I looked at my wife and said, "Is this true?"
_____

Three couples were golfing, a Swedish couple, an Irish couple, and a Scottish couple.

The Swede`s wife steps up to the tee and, as she bends over to place her ball, a gust of wind blows her skirt up and reveals her lack of underwear.

'Good God, woman! Why aren't you wearing any skivvies?', Ole demanded.

'Well, you don't give me enough housekeeping money to afford any.'

The Swede immediately reaches into his pocket and says, 'For the sake of decency, here's a 50. Go and buy yourself some underwear.

Next, the Irishman's wife bends over to set her ball on the tee. Her skirt also blows up to show that she, too, is wearing no undies.

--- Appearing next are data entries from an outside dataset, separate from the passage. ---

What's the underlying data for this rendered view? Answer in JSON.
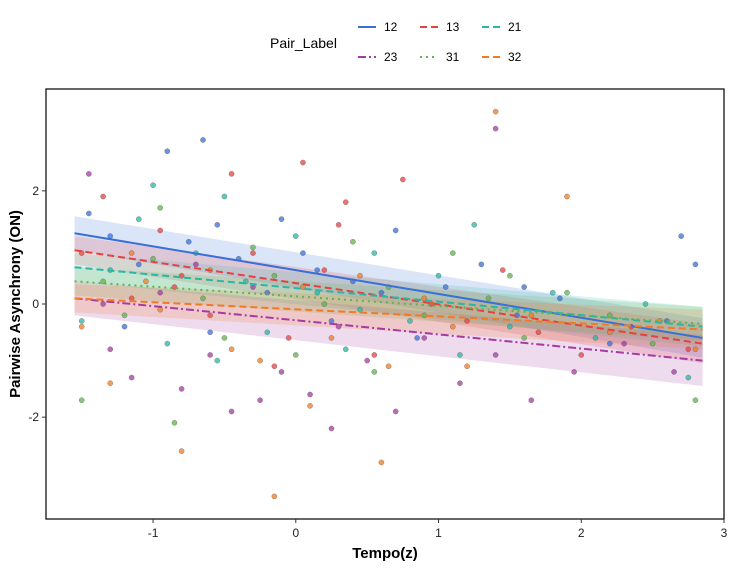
{
  "chart_data": {
    "type": "scatter",
    "xlabel": "Tempo(z)",
    "ylabel": "Pairwise Asynchrony (ON)",
    "xlim": [
      -1.75,
      3.0
    ],
    "ylim": [
      -3.8,
      3.8
    ],
    "xticks": [
      -1,
      0,
      1,
      2,
      3
    ],
    "yticks": [
      -2,
      0,
      2
    ],
    "grid": false,
    "legend": {
      "title": "Pair_Label",
      "position": "top"
    },
    "series": [
      {
        "name": "12",
        "color": "#3a6fd8",
        "dash": "solid",
        "fit": {
          "x": [
            -1.55,
            2.85
          ],
          "y": [
            1.25,
            -0.6
          ]
        },
        "ci": {
          "lower": [
            0.95,
            -0.95
          ],
          "upper": [
            1.55,
            -0.25
          ]
        },
        "points": [
          [
            -1.45,
            1.6
          ],
          [
            -1.3,
            1.2
          ],
          [
            -1.1,
            0.7
          ],
          [
            -0.9,
            2.7
          ],
          [
            -0.75,
            1.1
          ],
          [
            -0.55,
            1.4
          ],
          [
            -0.4,
            0.8
          ],
          [
            -0.2,
            0.2
          ],
          [
            -0.1,
            1.5
          ],
          [
            0.05,
            0.9
          ],
          [
            0.25,
            -0.3
          ],
          [
            0.4,
            0.4
          ],
          [
            0.6,
            0.2
          ],
          [
            0.85,
            -0.6
          ],
          [
            1.05,
            0.3
          ],
          [
            1.3,
            0.7
          ],
          [
            1.55,
            -0.2
          ],
          [
            1.85,
            0.1
          ],
          [
            2.2,
            -0.7
          ],
          [
            2.6,
            -0.3
          ],
          [
            2.8,
            0.7
          ],
          [
            -1.2,
            -0.4
          ],
          [
            -0.6,
            -0.5
          ],
          [
            0.15,
            0.6
          ],
          [
            0.7,
            1.3
          ],
          [
            2.7,
            1.2
          ],
          [
            -0.65,
            2.9
          ],
          [
            1.6,
            0.3
          ]
        ]
      },
      {
        "name": "13",
        "color": "#e8403f",
        "dash": "dashed",
        "fit": {
          "x": [
            -1.55,
            2.85
          ],
          "y": [
            0.95,
            -0.7
          ]
        },
        "ci": {
          "lower": [
            0.7,
            -1.05
          ],
          "upper": [
            1.2,
            -0.35
          ]
        },
        "points": [
          [
            -1.5,
            0.9
          ],
          [
            -1.35,
            1.9
          ],
          [
            -1.15,
            0.1
          ],
          [
            -0.95,
            1.3
          ],
          [
            -0.8,
            0.5
          ],
          [
            -0.6,
            -0.2
          ],
          [
            -0.45,
            2.3
          ],
          [
            -0.3,
            0.9
          ],
          [
            -0.15,
            -1.1
          ],
          [
            0.05,
            2.5
          ],
          [
            0.2,
            0.6
          ],
          [
            0.35,
            1.8
          ],
          [
            0.55,
            -0.9
          ],
          [
            0.75,
            2.2
          ],
          [
            0.95,
            0.0
          ],
          [
            1.2,
            -0.3
          ],
          [
            1.45,
            0.6
          ],
          [
            1.7,
            -0.5
          ],
          [
            2.0,
            -0.9
          ],
          [
            2.35,
            -0.4
          ],
          [
            2.75,
            -0.8
          ],
          [
            -0.85,
            0.3
          ],
          [
            0.3,
            1.4
          ],
          [
            -0.05,
            -0.6
          ]
        ]
      },
      {
        "name": "21",
        "color": "#2ab5a6",
        "dash": "dashed",
        "fit": {
          "x": [
            -1.55,
            2.85
          ],
          "y": [
            0.65,
            -0.4
          ]
        },
        "ci": {
          "lower": [
            0.4,
            -0.75
          ],
          "upper": [
            0.9,
            -0.05
          ]
        },
        "points": [
          [
            -1.5,
            -0.3
          ],
          [
            -1.3,
            0.6
          ],
          [
            -1.1,
            1.5
          ],
          [
            -0.9,
            -0.7
          ],
          [
            -0.7,
            0.9
          ],
          [
            -0.5,
            1.9
          ],
          [
            -0.35,
            0.4
          ],
          [
            -0.2,
            -0.5
          ],
          [
            0.0,
            1.2
          ],
          [
            0.15,
            0.2
          ],
          [
            0.35,
            -0.8
          ],
          [
            0.55,
            0.9
          ],
          [
            0.8,
            -0.3
          ],
          [
            1.0,
            0.5
          ],
          [
            1.25,
            1.4
          ],
          [
            1.5,
            -0.4
          ],
          [
            1.8,
            0.2
          ],
          [
            2.1,
            -0.6
          ],
          [
            2.45,
            0.0
          ],
          [
            2.75,
            -1.3
          ],
          [
            -1.0,
            2.1
          ],
          [
            0.45,
            -0.1
          ],
          [
            -0.55,
            -1.0
          ],
          [
            1.15,
            -0.9
          ]
        ]
      },
      {
        "name": "23",
        "color": "#a63aa0",
        "dash": "dashdot",
        "fit": {
          "x": [
            -1.55,
            2.85
          ],
          "y": [
            0.1,
            -1.0
          ]
        },
        "ci": {
          "lower": [
            -0.2,
            -1.45
          ],
          "upper": [
            0.4,
            -0.55
          ]
        },
        "points": [
          [
            -1.45,
            2.3
          ],
          [
            -1.3,
            -0.8
          ],
          [
            -1.15,
            -1.3
          ],
          [
            -0.95,
            0.2
          ],
          [
            -0.8,
            -1.5
          ],
          [
            -0.6,
            -0.9
          ],
          [
            -0.45,
            -1.9
          ],
          [
            -0.3,
            0.3
          ],
          [
            -0.1,
            -1.2
          ],
          [
            0.1,
            -1.6
          ],
          [
            0.3,
            -0.4
          ],
          [
            0.5,
            -1.0
          ],
          [
            0.7,
            -1.9
          ],
          [
            0.9,
            -0.6
          ],
          [
            1.15,
            -1.4
          ],
          [
            1.4,
            -0.9
          ],
          [
            1.65,
            -1.7
          ],
          [
            1.95,
            -1.2
          ],
          [
            2.3,
            -0.7
          ],
          [
            2.65,
            -1.2
          ],
          [
            -1.35,
            0.0
          ],
          [
            -0.7,
            0.7
          ],
          [
            0.25,
            -2.2
          ],
          [
            1.4,
            3.1
          ],
          [
            -0.25,
            -1.7
          ]
        ]
      },
      {
        "name": "31",
        "color": "#5fb34a",
        "dash": "dotted",
        "fit": {
          "x": [
            -1.55,
            2.85
          ],
          "y": [
            0.4,
            -0.35
          ]
        },
        "ci": {
          "lower": [
            0.15,
            -0.65
          ],
          "upper": [
            0.65,
            -0.05
          ]
        },
        "points": [
          [
            -1.5,
            -1.7
          ],
          [
            -1.35,
            0.4
          ],
          [
            -1.2,
            -0.2
          ],
          [
            -1.0,
            0.8
          ],
          [
            -0.85,
            -2.1
          ],
          [
            -0.65,
            0.1
          ],
          [
            -0.5,
            -0.6
          ],
          [
            -0.3,
            1.0
          ],
          [
            -0.15,
            0.5
          ],
          [
            0.0,
            -0.9
          ],
          [
            0.2,
            0.0
          ],
          [
            0.4,
            1.1
          ],
          [
            0.65,
            0.3
          ],
          [
            0.9,
            -0.2
          ],
          [
            1.1,
            0.9
          ],
          [
            1.35,
            0.1
          ],
          [
            1.6,
            -0.6
          ],
          [
            1.9,
            0.2
          ],
          [
            2.2,
            -0.2
          ],
          [
            2.5,
            -0.7
          ],
          [
            2.8,
            -1.7
          ],
          [
            -0.95,
            1.7
          ],
          [
            0.55,
            -1.2
          ],
          [
            1.5,
            0.5
          ]
        ]
      },
      {
        "name": "32",
        "color": "#f07b24",
        "dash": "dashed",
        "fit": {
          "x": [
            -1.55,
            2.85
          ],
          "y": [
            0.1,
            -0.45
          ]
        },
        "ci": {
          "lower": [
            -0.15,
            -0.8
          ],
          "upper": [
            0.35,
            -0.1
          ]
        },
        "points": [
          [
            -1.5,
            -0.4
          ],
          [
            -1.3,
            -1.4
          ],
          [
            -1.15,
            0.9
          ],
          [
            -0.95,
            -0.1
          ],
          [
            -0.8,
            -2.6
          ],
          [
            -0.6,
            0.6
          ],
          [
            -0.45,
            -0.8
          ],
          [
            -0.25,
            -1.0
          ],
          [
            -0.15,
            -3.4
          ],
          [
            0.05,
            0.3
          ],
          [
            0.25,
            -0.6
          ],
          [
            0.45,
            0.5
          ],
          [
            0.65,
            -1.1
          ],
          [
            0.9,
            0.1
          ],
          [
            1.1,
            -0.4
          ],
          [
            1.4,
            3.4
          ],
          [
            1.65,
            -0.2
          ],
          [
            1.9,
            1.9
          ],
          [
            2.2,
            -0.5
          ],
          [
            2.55,
            -0.3
          ],
          [
            2.8,
            -0.8
          ],
          [
            -1.05,
            0.4
          ],
          [
            0.1,
            -1.8
          ],
          [
            0.6,
            -2.8
          ],
          [
            1.2,
            -1.1
          ]
        ]
      }
    ]
  }
}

'Blessed Virgin Mary, woman! You've no knickers. Why not?'

She replies, 'I can't afford any on the money you give me.'

Patrick reaches into his pocket and says, 'For the sake of decency, here's a 20. Go and buy yourself some underwear!'

Lastly, the Scotsman's wife bends over. The wind also takes her skirt over her head to reveal that she, too, is naked under it.

'Sweet mudder of Jaysus, Aggie! Where ta friggin hell are yer drawers?'

She too explains, 'You dinna give me enough money ta be able ta affarrd any.'

The Scotsman reaches into his pocket and says, 'Well, fer the love 'o decency, here's a comb..... Tidy yourself up a bit.
_____

I took a chick to my place last night.

The next morning she woke me up, holding up a picture. "Is this your wife?" she frowned.

"Yes, it is," I replied. "She passed away."

"How sad," she sighed. "How did your sons take it?"

"I haven't told them yet," I replied. "They stayed at their Grandma's last night."